IMO 2006 Shortlisted Problems

First note that if $a_0\ge 0$, then all $a_i\ge 0$. For $a_i\ge 1$ we have (in view of $⟨a_i⟩<1$ and $\lfloor a_i\rfloor >0$ ) $$\lfloor a_{i+1}\rfloor \le a_{i+1}=\lfloor a_i\rfloor \cdot ⟨a_i⟩<\lfloor a_i\rfloor$$ the sequence $\lfloor a_i\rfloor$ is strictly decreasing as long as its terms are in $[1,\infty )$. Eventually there appears a number from the interval $[0,1)$ and all subsequent terms are $0$.

Now pass to the more interesting situation where $a_0<0$; then all $a_i\le 0$. Suppose the sequence never hits $0$. Then we have $\lfloor a_i\rfloor \le -1$ for all $i$, and so $$1+\lfloor a_{i+1}\rfloor >a_{i+1}=\lfloor a_i\rfloor \cdot ⟨a_i⟩>\lfloor a_i\rfloor$$ this means that the sequence $\lfloor a_i\rfloor$ is nondecreasing. And since all its terms are integers from $(-\infty ,-1]$, this sequence must be constant from some term on: $$\lfloor a_i\rfloor =c\text{ for }i\ge i_0;c\text{ a negative integer. }$$ The defining formula becomes $$a_{i+1}=c\cdot ⟨a_i⟩=c\left(a_i-c\right)=c{a}_i-c^2$$ Consider the sequence $$\begin{array}{c}{b}_i=a_i-\frac{c^2}{c-1}\end{array}\text{\hspace{1em}(1)}$$ It satisfies the recursion rule $$b_{i+1}=a_{i+1}-\frac{c^2}{c-1}=c{a}_i-c^2-\frac{c^2}{c-1}=c{b}_i$$ implying $$\begin{array}{c}{b}_i=c^{i-i_0}{b}_{i_0}\text{ for }i\ge i_0\end{array}\text{\hspace{1em}(2)}$$ Since all the numbers $a_i$ (for $i\ge i_0$ ) lie in $[c,c+1)$, the sequence $\left(b_i\right)$ is bounded. The equation (2) can be satisfied only if either $b_{i_0}=0$ or $|c|=1$, i.e., $c=-1$.

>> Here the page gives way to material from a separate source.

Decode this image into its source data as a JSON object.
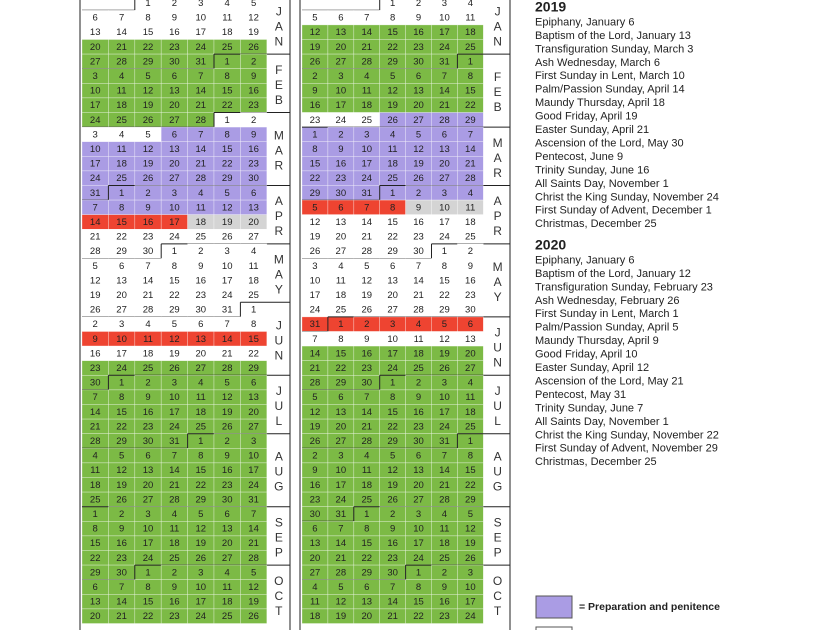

In the first case, $b_i=0$ for all $i\ge i_0$, so that $$a_i=\frac{c^2}{c-1}\text{ for }i\ge i_0.$$ In the second case, $c=-1$, equations (1) and (2) say that $$a_i=-\frac{1}{2}+(-1{)}^{i-i_0}{b}_{i_0}=\{\begin{array}{ll}{a}_{i_0}& \text{ for }i=i_0,i_0+2,i_0+4,\dots ,\\ 1-a_{i_0}& \text{ for }i=i_0+1,i_0+3,i_0+5,\dots .\end{array}$$ Summarising, we see that (from some point on) the sequence $\left(a_i\right)$ either is constant or takes alternately two values from the interval $(-1,0)$. The result follows.